Conclusions: Our study found that older Chinese in-patients with cognitive impairment have a 1.76-fold risk of 30-day mortality compared to patients with normal cognitive function, suggesting that clinicians and nurses need to early implement cognitive function screening and corresponding interventions to improve clinical outcomes for older in-patients.
Introduction
With advances in medicine and technology, the world's population is aging, a trend that is especially noticeable among the Chinese people, with an estimated 366 million older Chinese adults expected by 2050 (https://population.un.org/wpp/DataQuery). Elderly individuals often suffer from cognitive impairment, a disease characterized by declining memory and trouble learning new things, with the likelihood of progressing to dementia in the future (1). It has been reported that the prevalence of cognitive impairment ranges from 9.7% to 23.30% in Chinese people, with a figure of 20.8% for people aged 65 years and older (2). Numerous studies have reported that being an older adult with cognitive impairment is associated with a series of poor clinical outcomes, such as falls (3), lower quality of life (4), and increased mortality (5), resulting in a substantial healthcare burden for families and society alike. In mainland China, it is estimated that the annual healthcare cost for patients with Alzheimer's disease is $167.74 billion US, far more than the estimate reported by the World Alzheimer Report of $28.18 billion US (6).
Several studies have reported that community-dwelling older adults with cognitive impairment have an increased risk of mortality compared to those with normal cognition (7–10). A large cohort study recently reported that community-dwelling older adults with cognitive impairment are at increased risk of mortality compared to those with normal cognitive function (11). The possible reasons for the association between cognitive impairment and mortality were etiologic conditions such as multiple comorbidities (12) or inability to efficiently process information, resulting in noncompliance with medical care and unlikely maintenance of a healthier lifestyle (13). Moreover, the impact of cognitive impairment on adverse clinical outcomes among hospitalized older adults has become increasingly studied (14, 15). Indeed, inpatients suffering from cognitive impairment may have worse clinical outcomes than community-dwelling older adults due to forgetting to take medication or failing to follow clinicians' advice. In addition, poor functional capacity and multiple comorbidities make older inpatients more vulnerable to the detrimental effect of cognitive impairment than older people living in the community. Therefore, identifying the association between cognitive impairment and mortality among hospitalized older people is very important.
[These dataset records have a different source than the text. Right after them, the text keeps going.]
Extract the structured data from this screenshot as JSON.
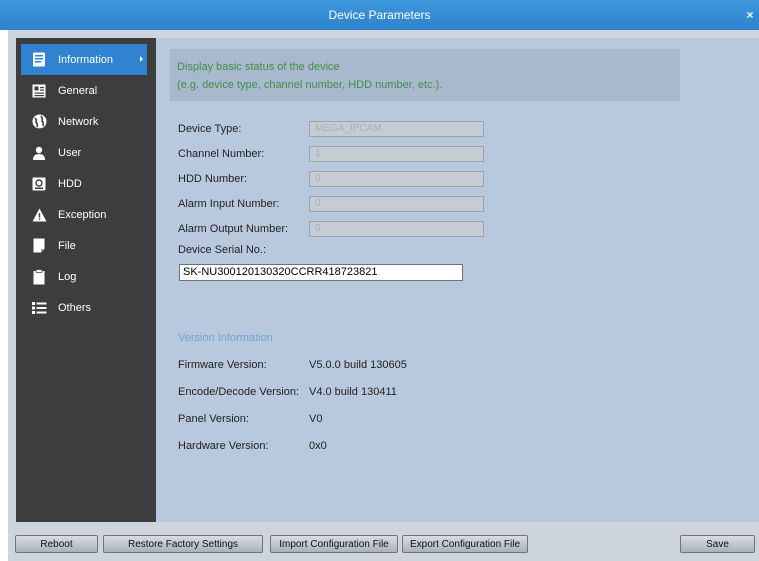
{
  "window": {
    "title": "Device Parameters",
    "close_glyph": "×"
  },
  "sidebar": {
    "items": [
      {
        "label": "Information",
        "icon": "information-icon",
        "active": true
      },
      {
        "label": "General",
        "icon": "general-icon"
      },
      {
        "label": "Network",
        "icon": "network-icon"
      },
      {
        "label": "User",
        "icon": "user-icon"
      },
      {
        "label": "HDD",
        "icon": "hdd-icon"
      },
      {
        "label": "Exception",
        "icon": "exception-icon"
      },
      {
        "label": "File",
        "icon": "file-icon"
      },
      {
        "label": "Log",
        "icon": "log-icon"
      },
      {
        "label": "Others",
        "icon": "others-icon"
      }
    ]
  },
  "info": {
    "line1": "Display basic status of the device",
    "line2": "(e.g. device type, channel number, HDD number, etc.)."
  },
  "fields": {
    "device_type": {
      "label": "Device Type:",
      "value": "MEGA_IPCAM"
    },
    "channel_number": {
      "label": "Channel Number:",
      "value": "1"
    },
    "hdd_number": {
      "label": "HDD Number:",
      "value": "0"
    },
    "alarm_input": {
      "label": "Alarm Input Number:",
      "value": "0"
    },
    "alarm_output": {
      "label": "Alarm Output Number:",
      "value": "0"
    },
    "serial": {
      "label": "Device Serial No.:",
      "value": "SK-NU300120130320CCRR418723821"
    }
  },
  "version": {
    "title": "Version Information",
    "firmware": {
      "label": "Firmware Version:",
      "value": "V5.0.0 build 130605"
    },
    "encode": {
      "label": "Encode/Decode Version:",
      "value": "V4.0 build 130411"
    },
    "panel": {
      "label": "Panel Version:",
      "value": "V0"
    },
    "hardware": {
      "label": "Hardware Version:",
      "value": "0x0"
    }
  },
  "buttons": {
    "reboot": "Reboot",
    "restore": "Restore Factory Settings",
    "import": "Import Configuration File",
    "export": "Export Configuration File",
    "save": "Save"
  }
}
Several studies from Western countries have explored the impact of cognitive impairment on mortality among older adults in hospital settings (16–19). One study involving 539 emergency department inpatients reported that patients with cognitive impairment had an approximately 3.10-fold higher risk of mortality than those with normal cognitive function, indicating that emergency medical personnel need to pay much more attention to older inpatients (19). Similar results were also found in another study (18). However, these abovementioned studies focused on western countries. To date, one study has explored the association between cognitive or physical frailty and the composite outcome of readmission and death among Chinese elderly inpatients with cardiovascular disease, reporting that elderly inpatients with cognitive impairment were not associated with worse outcomes compared to robust patients (20). However, this study was from a single center with negative results. Therefore, a prospective multicenter study with a large-scale cohort sample exploring the association with mortality among older Chinese inpatients is needed. Our aim was to use a national prospective cohort study to estimate the prevalence of cognitive impairment in older inpatients and identify whether there was an independent association between cognitive impairment and 30-day mortality among older inpatients in China after adjusting for age, sex, education frailty, depression, and activities of daily living (ADL). Moreover, our study also examined the association between cognitive impairment and mortality with different subgroup analyses, such as sex, age group, depression, and frailty. We hypothesized that there is an independent association between cognitive impairment and 30-day mortality in older Chinese inpatients.
Materials and methods
Study design and participants
This prospective study was a large-scale cohort representing older Chinese inpatients in a national baseline survey with data from October 2018 to February 2019. A previous protocol was registered in the Chinese Clinical Trial Registry with the number ChiCTR1800017682 (21). Detailed information on the sampling methods was described in a previously published article (21). Overall, this study used a two-stage cluster sampling method. The Chinese administrative authority divided this country into six administrative regions determined by the level of the economy and varying geography. In the first stage, we randomly selected one province or municipality from each administrative region, and then one tertiary hospital was sampled at random. Inpatients coming from internal and surgical wards in the selected tertiary hospital were recruited. Subsequently, inpatients aged 65 years or older who gave their informed consent to participate in the study were included. Inpatients at the end stage of severe disease and those experiencing unconsciousness were excluded; inpatients with delirium or dementia that not measured for depression were also excluded. Investigators collected the information in face-to-face interviews.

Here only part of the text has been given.